“The ‘Wonko Institute for the Incurably Sane’ was set up by the named member somewhere in coastal California.
Which is, actually, a lie.
Wonko didn’t set up an Institute. He, instead, chose to withdraw from society.
Which…is a fiction, and the distinction is essential to draw. Wonko lived a very important, if fictive, life.
His position was simple. Any society that needed printed instructions on how to use toothpicks was irrevocably insane.
The birthplace of the Institute was virtual. It was the coincidence of two news articles, seemingly unrelated. The first talked of a massive food shortage that had blighted the planet. Food riots, previously unheard of, were on the rise; the interest in biofuels had sent the price of basic food stuffs rocketing and the sheer cost of producing and moving food added significantly to the burden on the poor. Add to that the weather conditions, mysterious bee death and a seeming lack of concern about the matter, and the picture was very grim indeed.
The second story was an interview with a potential world leader. One of many grey, shapeless old men trying to stand out and appeal to a voter block. He stated that he, literally, believed that the first woman was formed from the rib of the first man. Some took this to mean that he presumed life was seeded her by some advanced alien race that genetically constructed us. Some rubbed their hands in glee that the leader of the free world would take them back to the Dark Ages.
But others despaired.
In a world that was so rapidly changing – so obviously in need of some direction and attention – surely someone should do something.
They were in despair – their ability to form sentences that had any structure was impaired. We can forgive them that.
The Wonko Institute gathers people who share that despair and makes them active. Rather than merely researching alternatives they lobby; they build, grow, and craft things that will make the world a better, more sane, place.”
Dan lowered the cheat-sheet and looked across the table at the three listeners.

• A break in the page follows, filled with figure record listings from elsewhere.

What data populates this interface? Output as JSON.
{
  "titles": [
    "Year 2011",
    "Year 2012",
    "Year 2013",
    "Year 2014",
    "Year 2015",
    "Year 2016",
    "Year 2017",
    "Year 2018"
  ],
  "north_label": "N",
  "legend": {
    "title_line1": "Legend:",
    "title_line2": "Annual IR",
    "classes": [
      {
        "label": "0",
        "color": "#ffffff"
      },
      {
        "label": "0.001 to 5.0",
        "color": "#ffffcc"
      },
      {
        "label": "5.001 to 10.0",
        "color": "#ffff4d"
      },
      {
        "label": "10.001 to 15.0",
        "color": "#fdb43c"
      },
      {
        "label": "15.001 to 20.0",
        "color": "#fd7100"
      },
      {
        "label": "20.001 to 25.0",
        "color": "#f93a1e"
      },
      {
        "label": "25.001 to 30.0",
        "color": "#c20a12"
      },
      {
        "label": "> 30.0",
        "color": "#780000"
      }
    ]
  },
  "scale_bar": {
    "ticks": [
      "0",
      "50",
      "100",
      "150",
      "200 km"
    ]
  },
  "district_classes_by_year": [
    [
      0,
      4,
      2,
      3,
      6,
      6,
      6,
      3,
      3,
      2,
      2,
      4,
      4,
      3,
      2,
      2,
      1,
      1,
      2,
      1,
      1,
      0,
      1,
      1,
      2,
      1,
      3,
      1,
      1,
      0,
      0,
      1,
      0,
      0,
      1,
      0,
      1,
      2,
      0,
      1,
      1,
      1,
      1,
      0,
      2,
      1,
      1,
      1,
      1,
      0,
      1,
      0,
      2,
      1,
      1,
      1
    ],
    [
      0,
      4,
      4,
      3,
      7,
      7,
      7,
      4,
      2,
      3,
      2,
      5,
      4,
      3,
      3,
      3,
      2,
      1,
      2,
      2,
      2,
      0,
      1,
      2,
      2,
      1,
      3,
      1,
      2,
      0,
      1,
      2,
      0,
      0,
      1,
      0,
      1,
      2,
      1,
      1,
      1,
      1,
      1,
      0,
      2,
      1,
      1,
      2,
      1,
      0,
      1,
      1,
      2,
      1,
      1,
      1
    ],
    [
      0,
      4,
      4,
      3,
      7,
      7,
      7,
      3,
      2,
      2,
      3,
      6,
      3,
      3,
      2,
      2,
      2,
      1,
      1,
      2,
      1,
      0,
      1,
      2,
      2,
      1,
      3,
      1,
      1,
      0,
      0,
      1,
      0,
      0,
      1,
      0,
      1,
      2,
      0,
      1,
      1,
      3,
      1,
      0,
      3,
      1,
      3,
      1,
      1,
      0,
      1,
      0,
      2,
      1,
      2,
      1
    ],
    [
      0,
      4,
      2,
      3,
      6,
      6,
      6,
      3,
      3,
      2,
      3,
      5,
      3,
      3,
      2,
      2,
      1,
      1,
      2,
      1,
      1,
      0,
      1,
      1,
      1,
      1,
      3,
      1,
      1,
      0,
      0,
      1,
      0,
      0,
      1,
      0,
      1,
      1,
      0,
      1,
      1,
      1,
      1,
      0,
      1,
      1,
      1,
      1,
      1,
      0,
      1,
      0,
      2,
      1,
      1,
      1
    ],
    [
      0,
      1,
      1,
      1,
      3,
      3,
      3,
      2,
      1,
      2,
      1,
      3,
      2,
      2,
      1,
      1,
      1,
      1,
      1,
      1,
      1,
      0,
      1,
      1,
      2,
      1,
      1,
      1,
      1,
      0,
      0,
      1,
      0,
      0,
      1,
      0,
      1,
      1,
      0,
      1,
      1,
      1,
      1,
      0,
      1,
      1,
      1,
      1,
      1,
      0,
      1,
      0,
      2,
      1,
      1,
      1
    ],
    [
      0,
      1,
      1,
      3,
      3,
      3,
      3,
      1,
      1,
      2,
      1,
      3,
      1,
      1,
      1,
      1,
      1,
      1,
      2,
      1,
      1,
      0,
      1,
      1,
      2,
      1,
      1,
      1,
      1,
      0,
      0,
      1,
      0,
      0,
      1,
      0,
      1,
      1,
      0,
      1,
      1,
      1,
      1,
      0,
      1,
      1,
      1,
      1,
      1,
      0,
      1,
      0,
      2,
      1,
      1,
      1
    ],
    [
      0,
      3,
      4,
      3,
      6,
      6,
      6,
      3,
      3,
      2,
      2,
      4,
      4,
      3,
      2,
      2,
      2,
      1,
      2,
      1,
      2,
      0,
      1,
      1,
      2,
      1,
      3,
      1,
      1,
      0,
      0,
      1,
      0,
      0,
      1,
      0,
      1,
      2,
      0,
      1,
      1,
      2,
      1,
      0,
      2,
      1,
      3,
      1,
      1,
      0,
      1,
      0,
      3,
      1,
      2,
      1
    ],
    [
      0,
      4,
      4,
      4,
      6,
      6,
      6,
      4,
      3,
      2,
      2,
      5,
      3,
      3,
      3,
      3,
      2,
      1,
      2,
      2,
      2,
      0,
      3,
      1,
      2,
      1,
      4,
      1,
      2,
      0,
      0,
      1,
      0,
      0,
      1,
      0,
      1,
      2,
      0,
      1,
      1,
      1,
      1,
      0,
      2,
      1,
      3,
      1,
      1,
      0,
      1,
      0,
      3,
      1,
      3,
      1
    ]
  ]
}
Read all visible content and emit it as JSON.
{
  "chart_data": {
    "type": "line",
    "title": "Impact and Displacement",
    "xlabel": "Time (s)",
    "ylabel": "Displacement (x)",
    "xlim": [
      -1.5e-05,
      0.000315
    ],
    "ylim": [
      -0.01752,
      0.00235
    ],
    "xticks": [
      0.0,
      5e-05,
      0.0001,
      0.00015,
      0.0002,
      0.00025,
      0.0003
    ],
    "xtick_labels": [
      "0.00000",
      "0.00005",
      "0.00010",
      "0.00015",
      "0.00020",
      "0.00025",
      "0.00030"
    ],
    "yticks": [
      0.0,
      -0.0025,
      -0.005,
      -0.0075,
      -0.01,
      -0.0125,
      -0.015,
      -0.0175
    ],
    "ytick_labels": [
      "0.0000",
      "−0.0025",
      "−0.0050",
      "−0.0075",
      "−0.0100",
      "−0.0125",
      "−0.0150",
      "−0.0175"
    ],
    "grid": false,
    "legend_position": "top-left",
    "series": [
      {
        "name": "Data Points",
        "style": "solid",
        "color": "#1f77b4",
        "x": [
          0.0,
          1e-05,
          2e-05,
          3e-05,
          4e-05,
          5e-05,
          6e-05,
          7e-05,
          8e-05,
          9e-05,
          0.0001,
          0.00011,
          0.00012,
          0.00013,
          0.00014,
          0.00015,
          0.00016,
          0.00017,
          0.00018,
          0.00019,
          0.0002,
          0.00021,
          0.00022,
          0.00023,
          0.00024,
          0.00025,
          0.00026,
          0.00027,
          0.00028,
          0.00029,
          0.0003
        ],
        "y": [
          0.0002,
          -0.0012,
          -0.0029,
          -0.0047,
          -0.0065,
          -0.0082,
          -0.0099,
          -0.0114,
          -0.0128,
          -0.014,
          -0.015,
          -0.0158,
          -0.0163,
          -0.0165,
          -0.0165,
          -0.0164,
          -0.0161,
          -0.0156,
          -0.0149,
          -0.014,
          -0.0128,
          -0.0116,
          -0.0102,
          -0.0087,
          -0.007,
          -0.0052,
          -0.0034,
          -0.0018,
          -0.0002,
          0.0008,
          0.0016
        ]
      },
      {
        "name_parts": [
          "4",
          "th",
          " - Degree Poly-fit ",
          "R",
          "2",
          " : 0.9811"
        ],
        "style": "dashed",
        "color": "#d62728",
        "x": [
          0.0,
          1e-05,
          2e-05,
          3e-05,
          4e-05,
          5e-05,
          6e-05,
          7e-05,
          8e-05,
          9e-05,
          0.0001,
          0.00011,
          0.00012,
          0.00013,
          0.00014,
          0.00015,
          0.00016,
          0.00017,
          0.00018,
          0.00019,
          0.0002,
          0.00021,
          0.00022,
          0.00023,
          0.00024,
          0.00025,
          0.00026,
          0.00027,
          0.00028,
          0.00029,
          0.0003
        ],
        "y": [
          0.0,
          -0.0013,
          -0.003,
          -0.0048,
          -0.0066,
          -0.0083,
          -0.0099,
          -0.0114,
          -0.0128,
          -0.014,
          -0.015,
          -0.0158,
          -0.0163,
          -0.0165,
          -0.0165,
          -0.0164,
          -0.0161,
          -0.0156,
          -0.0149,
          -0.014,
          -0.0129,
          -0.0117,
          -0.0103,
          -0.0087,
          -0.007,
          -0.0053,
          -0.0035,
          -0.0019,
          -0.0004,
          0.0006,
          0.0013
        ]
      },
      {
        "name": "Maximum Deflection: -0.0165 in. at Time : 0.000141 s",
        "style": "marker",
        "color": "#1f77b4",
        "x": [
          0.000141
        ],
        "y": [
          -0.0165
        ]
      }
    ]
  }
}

“And then there’s the usual website, e-mail addresses etc.” he finished.
There was silence.
Wonko was the first to speak. Wonko the Second.
The line “Wonko the Second was the first to speak” would have been clumsy.
See.
“You don’t think it’s too…chummy? A little light hearted?”
“Well,” Dan reasoned. “You’re called the Wonko Institute for the Incurably Sane. I figured light hearted would be the way to go.”
They all nodded in agreement. “He does have a point, Matt.”
Wonko agreed. “And a very good one, Jules.” Wonko wasn’t his real name.
Obviously.
“Right then, we’ll go with that – get it online. Thank you very much, Dave. We’ll sort you out with whatever you need.”
“Actually, I’d like to join.”
The three stopped. “What?”
“The institute. I want to join.”
The three looked at him, blinking. It was as if none of them had ever thought this would happen.
None of them had, truth be told.
“You want to join?” Echoed Jan.
“The Institute?” Asked the third – whose name, it turned out, was Dave. He drove.
“But why?” Asked Wonko.
“Because you’re right. It is wrong. I’ve read all the sites, I get all the e-mails but I don’t DO anything. I want to do something.”
“Can you cook?” Jan was forever a pragmatist.
“I…can knock something up…I guess.”
“Then you’re on dinner duty. If you want to do something, you can cook tonight. Welcome to the group.”